Adaptation of self is a key aspect to consider. Who do you present yourself as to the patient. Who do people view you as? Do you have different personas to move between? We all have different personas in our every day lives. We are a different person with our friends, to who we are with our partners, to who we are with our parents to who we are at work. But, physios will tend to develop a 'professional persona' for being at work. They then present this person to everyone. There is huge utility to this professional persona. When we are in this mode we will make good clinical decisions about professional boundaries and maintain good governance. For example, someone in their personal life may swear quite freely, but when they are in their professional persona they would never do so. We are able to adopt a persona who would instinctually work in the way that we should. The problem comes when this persona feels to the patient like this is not a real person that they are talking to. Most of the time that does not matter, but to some patients they will take great offence at being presented with someone for whom they do not feel like they are seeing the real person and distrust will brew. That physio needs the ability to shift to a persona which is closer to their real personality. Get too close however and they will run the risk of making bad instinctual decisions but they will also offer themselves the ability to work with someone who needs their clinician to present themselves as authentic.
What is needed is the ability to present ones self as a different person from one person to the next.

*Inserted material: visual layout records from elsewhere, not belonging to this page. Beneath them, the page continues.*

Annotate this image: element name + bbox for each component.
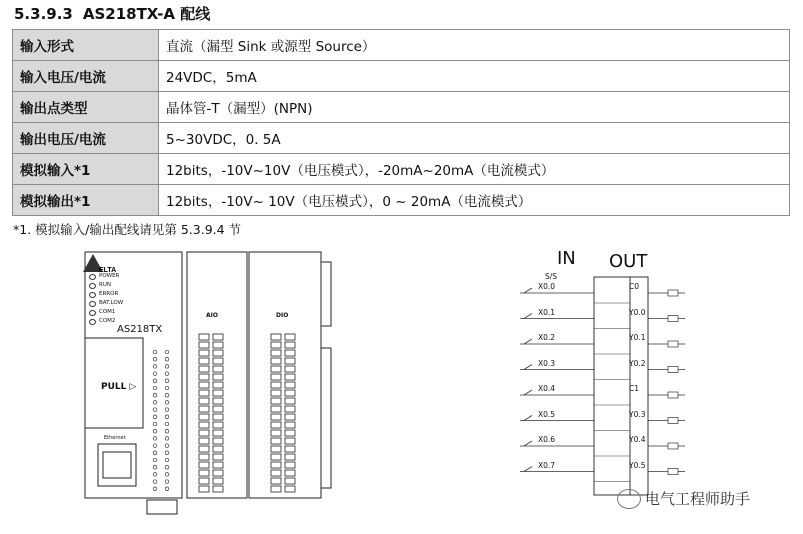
terminal-screw-icon (213, 438, 223, 444)
out-label: OUT (609, 251, 648, 272)
load-resistor-icon (668, 469, 678, 475)
terminal-screw-icon (271, 454, 281, 460)
output-terminal-label: Y0.1 (629, 333, 646, 342)
terminal-screw-icon (271, 438, 281, 444)
plc-module-drawing (81, 248, 337, 516)
switch-icon (524, 288, 532, 293)
terminal-screw-icon (285, 374, 295, 380)
spec-key: 模拟输入*1 (13, 154, 159, 185)
output-terminal-label: Y0.4 (629, 435, 646, 444)
terminal-screw-icon (213, 470, 223, 476)
terminal-screw-icon (285, 342, 295, 348)
spec-key: 输入电压/电流 (13, 61, 159, 92)
terminal-screw-icon (213, 350, 223, 356)
section-number: 5.3.9.3 (14, 5, 73, 23)
terminal-screw-icon (199, 358, 209, 364)
terminal-screw-icon (271, 446, 281, 452)
output-terminal-label: Y0.0 (629, 307, 646, 317)
terminal-screw-icon (285, 486, 295, 492)
led-indicator: POWER (89, 272, 123, 281)
terminal-screw-icon (285, 350, 295, 356)
load-resistor-icon (668, 443, 678, 449)
terminal-screw-icon (285, 422, 295, 428)
input-terminal-label: X0.4 (538, 384, 556, 393)
output-terminal-label: Y0.2 (629, 358, 646, 368)
terminal-screw-icon (199, 398, 209, 404)
terminal-screw-icon (199, 350, 209, 356)
terminal-screw-icon (285, 398, 295, 404)
terminal-screw-icon (285, 382, 295, 388)
terminal-screw-icon (285, 430, 295, 436)
terminal-screw-icon (199, 366, 209, 372)
terminal-screw-icon (199, 430, 209, 436)
terminal-screw-icon (213, 334, 223, 340)
terminal-screw-icon (271, 350, 281, 356)
terminal-screw-icon (213, 454, 223, 460)
terminal-screw-icon (213, 382, 223, 388)
terminal-screw-icon (271, 382, 281, 388)
table-row (13, 30, 790, 61)
led-indicator: COM2 (89, 317, 123, 326)
terminal-screw-icon (213, 366, 223, 372)
aio-label: AIO (206, 312, 218, 319)
input-terminal-label: X0.6 (538, 435, 556, 444)
terminal-screw-icon (199, 414, 209, 420)
table-row (13, 185, 790, 216)
spec-key: 输出电压/电流 (13, 123, 159, 154)
terminal-screw-icon (285, 470, 295, 476)
led-list (89, 272, 123, 326)
input-terminal-label: X0.5 (538, 409, 556, 419)
switch-icon (524, 339, 532, 344)
terminal-screw-icon (271, 414, 281, 420)
switch-icon (524, 416, 532, 421)
watermark-text: 电气工程师助手 (645, 490, 751, 508)
terminal-screw-icon (213, 446, 223, 452)
table-row (13, 123, 790, 154)
terminal-screw-icon (213, 374, 223, 380)
terminal-screw-icon (271, 342, 281, 348)
terminal-screw-icon (285, 462, 295, 468)
module-model: AS218TX (117, 324, 163, 335)
load-resistor-icon (668, 367, 678, 373)
output-terminal-label: Y0.3 (629, 409, 646, 419)
svg-text:ELTA: ELTA (99, 267, 117, 274)
terminal-screw-icon (271, 406, 281, 412)
table-row (13, 92, 790, 123)
terminal-screw-icon (213, 406, 223, 412)
terminal-screw-icon (285, 406, 295, 412)
terminal-screw-icon (213, 414, 223, 420)
terminal-screw-icon (199, 374, 209, 380)
footnote: *1. 模拟输入/输出配线请见第 5.3.9.4 节 (13, 222, 242, 237)
spec-key: 模拟输出*1 (13, 185, 159, 216)
input-terminal-label: X0.1 (538, 307, 556, 317)
section-heading (14, 2, 210, 26)
switch-icon (524, 441, 532, 446)
in-label: IN (557, 248, 576, 269)
terminal-screw-icon (271, 486, 281, 492)
watermark (617, 488, 750, 509)
terminal-screw-icon (271, 390, 281, 396)
input-terminal-label: X0.2 (538, 333, 556, 342)
terminal-screw-icon (199, 382, 209, 388)
terminal-screw-icon (285, 438, 295, 444)
ethernet-label: Ethernet (104, 435, 126, 441)
terminal-screw-icon (213, 390, 223, 396)
table-row (13, 61, 790, 92)
switch-icon (524, 365, 532, 370)
terminal-screw-icon (285, 366, 295, 372)
switch-icon (524, 314, 532, 319)
spec-value: 直流（漏型 Sink 或源型 Source） (159, 30, 790, 61)
input-terminal-label: X0.3 (538, 358, 556, 368)
led-indicator: ERROR (89, 290, 123, 299)
terminal-screw-icon (213, 422, 223, 428)
terminal-screw-icon (271, 334, 281, 340)
terminal-screw-icon (199, 390, 209, 396)
spec-value: 晶体管-T（漏型）(NPN) (159, 92, 790, 123)
input-terminal-label: X0.7 (538, 460, 556, 470)
spec-value: 5~30VDC，0. 5A (159, 123, 790, 154)
ss-label: S/S (545, 272, 558, 281)
terminal-screw-icon (285, 414, 295, 420)
terminal-screw-icon (271, 478, 281, 484)
terminal-screw-icon (199, 334, 209, 340)
terminal-screw-icon (285, 358, 295, 364)
table-row (13, 154, 790, 185)
load-resistor-icon (668, 341, 678, 347)
spec-value: 12bits，-10V~10V（电压模式），-20mA~20mA（电流模式） (159, 154, 790, 185)
terminal-screw-icon (199, 422, 209, 428)
terminal-screw-icon (285, 334, 295, 340)
terminal-screw-icon (199, 342, 209, 348)
terminal-screw-icon (271, 422, 281, 428)
terminal-screw-icon (213, 478, 223, 484)
terminal-screw-icon (213, 486, 223, 492)
terminal-screw-icon (285, 390, 295, 396)
load-resistor-icon (668, 418, 678, 424)
output-terminal-label: Y0.5 (629, 460, 646, 470)
section-title: AS218TX-A 配线 (82, 5, 211, 23)
load-resistor-icon (668, 290, 678, 296)
terminal-screw-icon (199, 462, 209, 468)
led-indicator: COM1 (89, 308, 123, 317)
pull-label: PULL ▷ (101, 382, 137, 392)
terminal-screw-icon (271, 398, 281, 404)
terminal-screw-icon (199, 454, 209, 460)
terminal-screw-icon (271, 430, 281, 436)
dio-label: DIO (276, 312, 289, 319)
terminal-screw-icon (199, 438, 209, 444)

These people or personas that we take on are not fraudulent, they are not a lie, they are us, but, a part of us that get maximised and placed to the front of whom we are working with. The different personas that someone will use are still them, they will take an aspect of their personality and maximise it, minimising other aspects of their personality and through this be able to present different personas.
In addition to adaption of self and adaptation of who we are it can be adaptation of the clinical space. Where do sit, where do they sit, how do you sit. It can be adaptation of the appointment, how long is it, what frequency is the appointment, how do you teach an exercise, how many options do you have? It could be an adaption of the way the person is invited to the appointment or the way the appointment is promoted or the expectations given. As we develop more knowledge of the implications of mental health conditions we can improve our accuracy of these adaptations.
Critically we cannot expect the patient to adapt to us, our instinct must be to adapt to them. Until we make the decision that the best approach for a certain patient is not to adapt but to be very boundaried and to ask the patient to adapt. Even the choice to adapt or not needs adaptation.
A good mental health physio also needs the scope to be able to adapt by their service design. If you have no control over your diary and patients get booked in for you and the time and length of slots are fixed then there is a limit to how a service can be adapted. It may be that frequent short appointments are needed or it may be that longer ones are needed. It may be that a certain room is needed or a certain one needs to be avoided. If the service is set up in a way where the physio cannot make changes to factors like this then it is removing scope for adaptation. It's not just that the physio could make these adaptation if they pushed for it, the service must be set up in a way where the physio feels comfortable and instinctual changing things like this for the patient. The physio must feel that adaptation is easy and is a path which presents little resistance for them.